The caller, on the other hand, claims to be a representative of the IRS, Medicare, or law enforcement agent. Federal agencies never call people unless they ask them to. Also, they will never use social media channels, emails or text messaging forums to start a contact. So, if someone calls you and claims they are a representative of such agencies, be sceptical and give up the call. Use the publicly listed number to confirm this call. There is always a sense of urgency. One of the biggest indications about vishing is that they try to scare or threaten you so you can act unreasonably. When you receive such calls, be calm and composed, do not feel pressure or threat to act immediately and give in to their demands. Tell them you will go to their offices to solve the problem. Do not give any information, end the connection and investigate more. If possible, report it to the company's fraud department.

Fraudsters are always looking for your personal information. The caller requests personal information as a verification process. Data collected include SSN, date of birth, physical address, full name, bank details, etc. This information can then be used to commit fraud or steal your money.

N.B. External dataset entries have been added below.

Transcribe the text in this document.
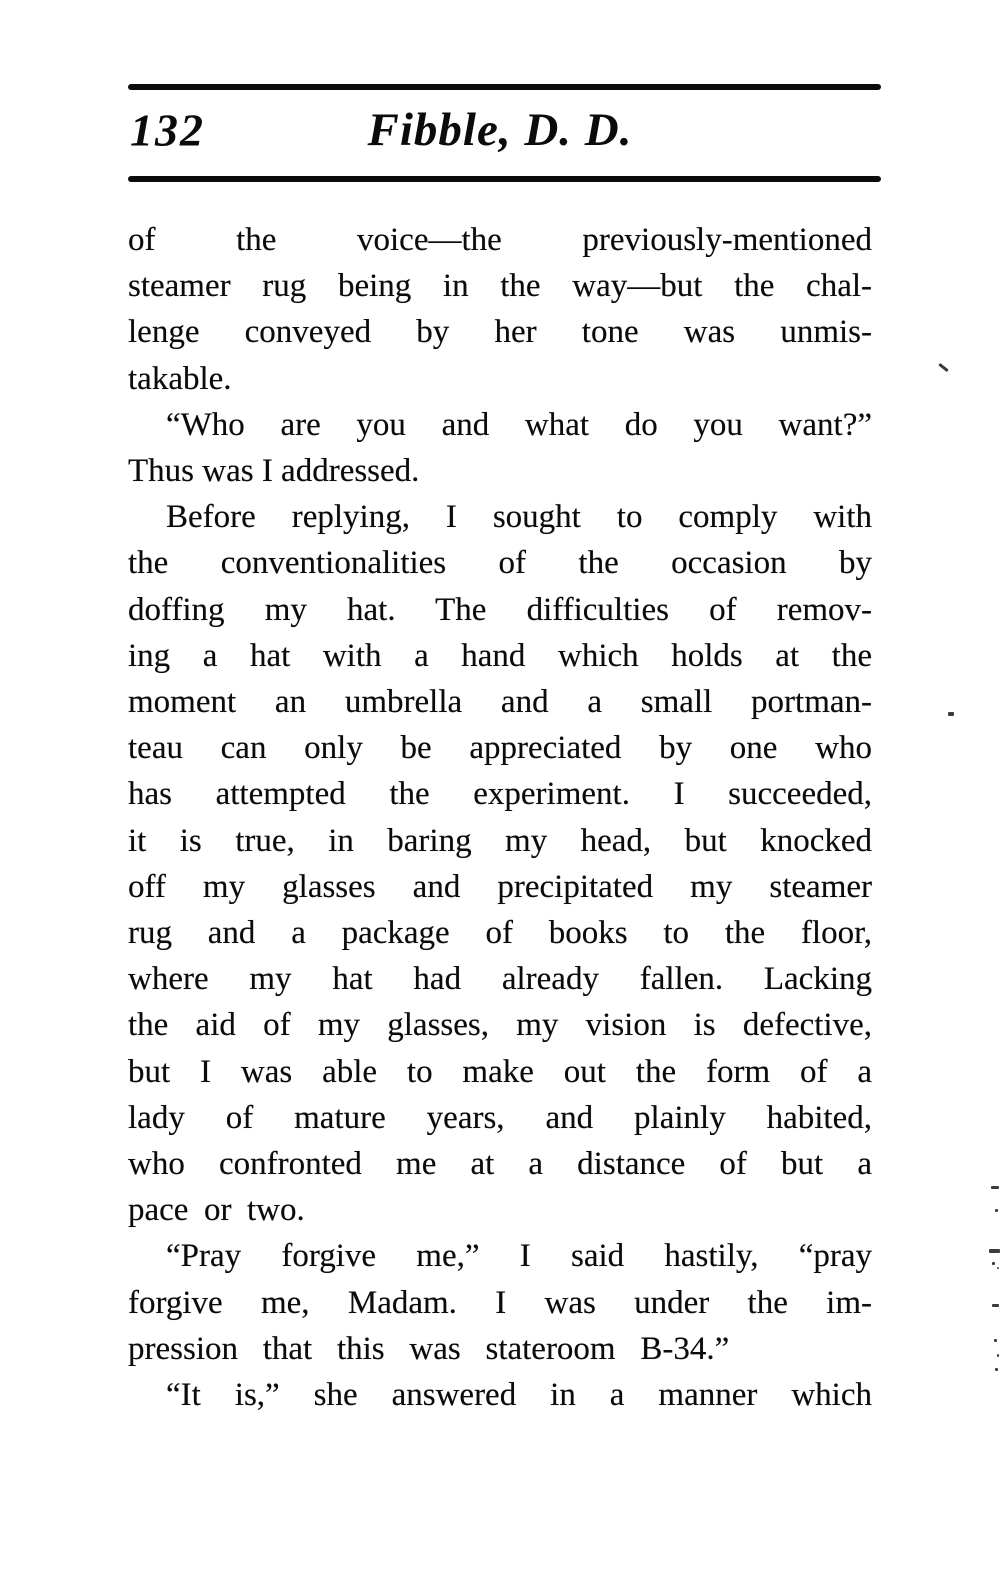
132	Fibble, D. D.
of the voice—the previously-mentioned
steamer rug being in the way—but the chal-
lenge conveyed by her tone was unmis-
takable.
“Who are you and what do you want?”
Thus was I addressed.
Before replying, I sought to comply with
the conventionalities of the occasion by
doffing my hat. The difficulties of remov-
ing a hat with a hand which holds at the
moment an umbrella and a small portman-
teau can only be appreciated by one who
has attempted the experiment. I succeeded,
it is true, in baring my head, but knocked
off my glasses and precipitated my steamer
rug and a package of books to the floor,
where my hat had already fallen. Lacking
the aid of my glasses, my vision is defective,
but I was able to make out the form of a
lady of mature years, and plainly habited,
who confronted me at a distance of but a
pace or two.
“Pray forgive me,” I said hastily, “pray
forgive me, Madam. I was under the im-
pression that this was stateroom B-34.”
“It is,” she answered in a manner which
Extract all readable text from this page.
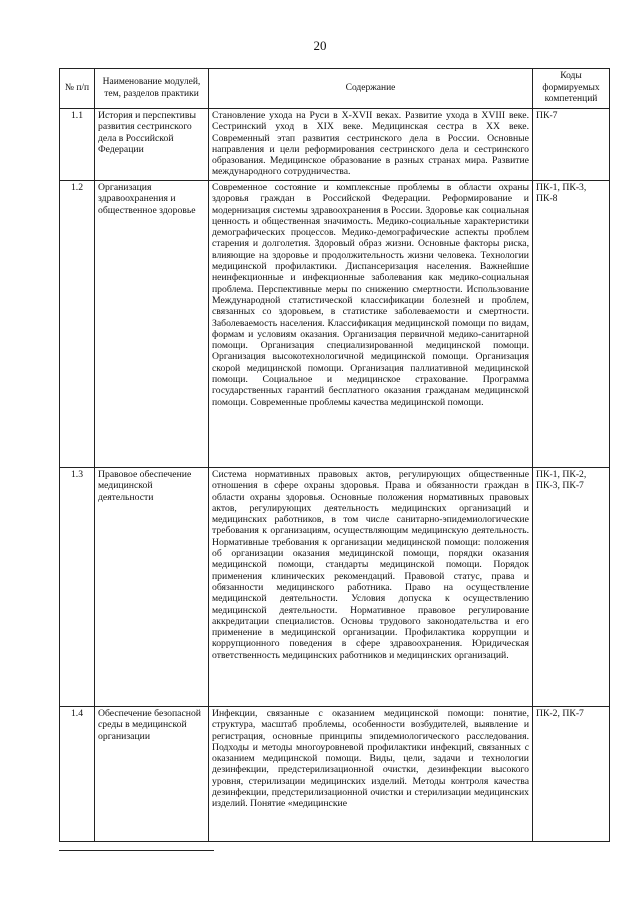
20
№ п/п	Наименование модулей, тем, разделов практики	Содержание	Коды формируемых компетенций
1.1	История и перспективы развития сестринского дела в Российской Федерации	Становление ухода на Руси в X-XVII веках. Развитие ухода в XVIII веке. Сестринский уход в XIX веке. Медицинская сестра в XX веке. Современный этап развития сестринского дела в России. Основные направления и цели реформирования сестринского дела и сестринского образования. Медицинское образование в разных странах мира. Развитие международного сотрудничества.	ПК-7
1.2	Организация здравоохранения и общественное здоровье	Современное состояние и комплексные проблемы в области охраны здоровья граждан в Российской Федерации. Реформирование и модернизация системы здравоохранения в России. Здоровье как социальная ценность и общественная значимость. Медико-социальные характеристики демографических процессов. Медико-демографические аспекты проблем старения и долголетия. Здоровый образ жизни. Основные факторы риска, влияющие на здоровье и продолжительность жизни человека. Технологии медицинской профилактики. Диспансеризация населения. Важнейшие неинфекционные и инфекционные заболевания как медико-социальная проблема. Перспективные меры по снижению смертности. Использование Международной статистической классификации болезней и проблем, связанных со здоровьем, в статистике заболеваемости и смертности. Заболеваемость населения. Классификация медицинской помощи по видам, формам и условиям оказания. Организация первичной медико-санитарной помощи. Организация специализированной медицинской помощи. Организация высокотехнологичной медицинской помощи. Организация скорой медицинской помощи. Организация паллиативной медицинской помощи. Социальное и медицинское страхование. Программа государственных гарантий бесплатного оказания гражданам медицинской помощи. Современные проблемы качества медицинской помощи.	ПК-1, ПК-3, ПК-8
1.3	Правовое обеспечение медицинской деятельности	Система нормативных правовых актов, регулирующих общественные отношения в сфере охраны здоровья. Права и обязанности граждан в области охраны здоровья. Основные положения нормативных правовых актов, регулирующих деятельность медицинских организаций и медицинских работников, в том числе санитарно-эпидемиологические требования к организациям, осуществляющим медицинскую деятельность. Нормативные требования к организации медицинской помощи: положения об организации оказания медицинской помощи, порядки оказания медицинской помощи, стандарты медицинской помощи. Порядок применения клинических рекомендаций. Правовой статус, права и обязанности медицинского работника. Право на осуществление медицинской деятельности. Условия допуска к осуществлению медицинской деятельности. Нормативное правовое регулирование аккредитации специалистов. Основы трудового законодательства и его применение в медицинской организации. Профилактика коррупции и коррупционного поведения в сфере здравоохранения. Юридическая ответственность медицинских работников и медицинских организаций.	ПК-1, ПК-2, ПК-3, ПК-7
1.4	Обеспечение безопасной среды в медицинской организации	Инфекции, связанные с оказанием медицинской помощи: понятие, структура, масштаб проблемы, особенности возбудителей, выявление и регистрация, основные принципы эпидемиологического расследования. Подходы и методы многоуровневой профилактики инфекций, связанных с оказанием медицинской помощи. Виды, цели, задачи и технологии дезинфекции, предстерилизационной очистки, дезинфекции высокого уровня, стерилизации медицинских изделий. Методы контроля качества дезинфекции, предстерилизационной очистки и стерилизации медицинских изделий. Понятие «медицинские	ПК-2, ПК-7
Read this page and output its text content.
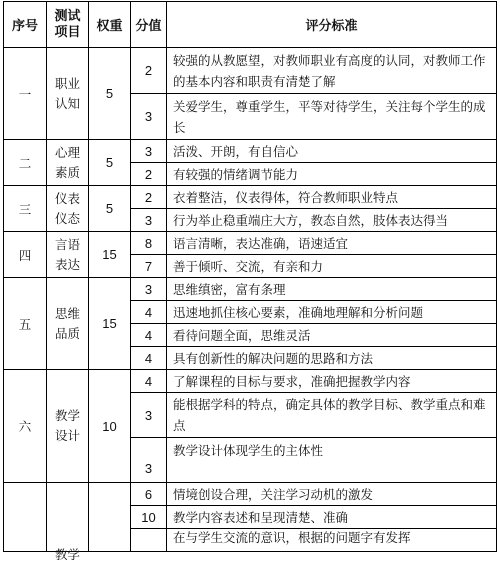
序号	测试项目	权重	分值	评分标准
一	职业认知	5	2	较强的从教愿望，对教师职业有高度的认同，对教师工作的基本内容和职责有清楚了解
			3	关爱学生，尊重学生，平等对待学生，关注每个学生的成长
二	心理素质	5	3	活泼、开朗，有自信心
			2	有较强的情绪调节能力
三	仪表仪态	5	2	衣着整洁，仪表得体，符合教师职业特点
			3	行为举止稳重端庄大方，教态自然，肢体表达得当
四	言语表达	15	8	语言清晰，表达准确，语速适宜
			7	善于倾听、交流，有亲和力
五	思维品质	15	3	思维缜密，富有条理
			4	迅速地抓住核心要素，准确地理解和分析问题
			4	看待问题全面，思维灵活
			4	具有创新性的解决问题的思路和方法
六	教学设计	10	4	了解课程的目标与要求，准确把握教学内容
			3	能根据学科的特点，确定具体的教学目标、教学重点和难点
			3	教学设计体现学生的主体性
	教学		6	情境创设合理，关注学习动机的激发
			10	教学内容表述和呈现清楚、准确
				在与学生交流的意识，根据的问题字有发挥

How to defend yourself from Vishing?

In addition to gaining knowledge about how vishing works, you can apply the following tips to protect yourself from such attacks:

  • Add your phone number to the National registry. This will alert telemarketers not to call you for promotional reasons. Even if some companies keep calling, it will reduce promotional calls, so you will be also less prone to attackers.
  • Do not answer unknown calls. Let the phone call go to voicemail, then listen to it and decide to call the person after thoroughly researching.
  • If you do not feel well, end the call. To resume a polite conversation, hang up and block the number.
  • Ignore the instructions and avoid pressing any buttons. Do not follow automated messages that give instructions for pressing numbers in response to questions asked.
  • Request caller ID and confirm. If you have a callback number, check it with publicly listed business numbers. Then call the company in question and ask for the representative who called you.
  • It is necessary to learn how to protect yourself from vishing. The attackers are skilled and will do anything to deceive you into thinking they are legitimate. However, keep the above tips in mind and never give out your information over the phone. Since vishing is only part of a wide range of identity theft, it is important to protect your system from network attacks using reliable security software to protect against malware.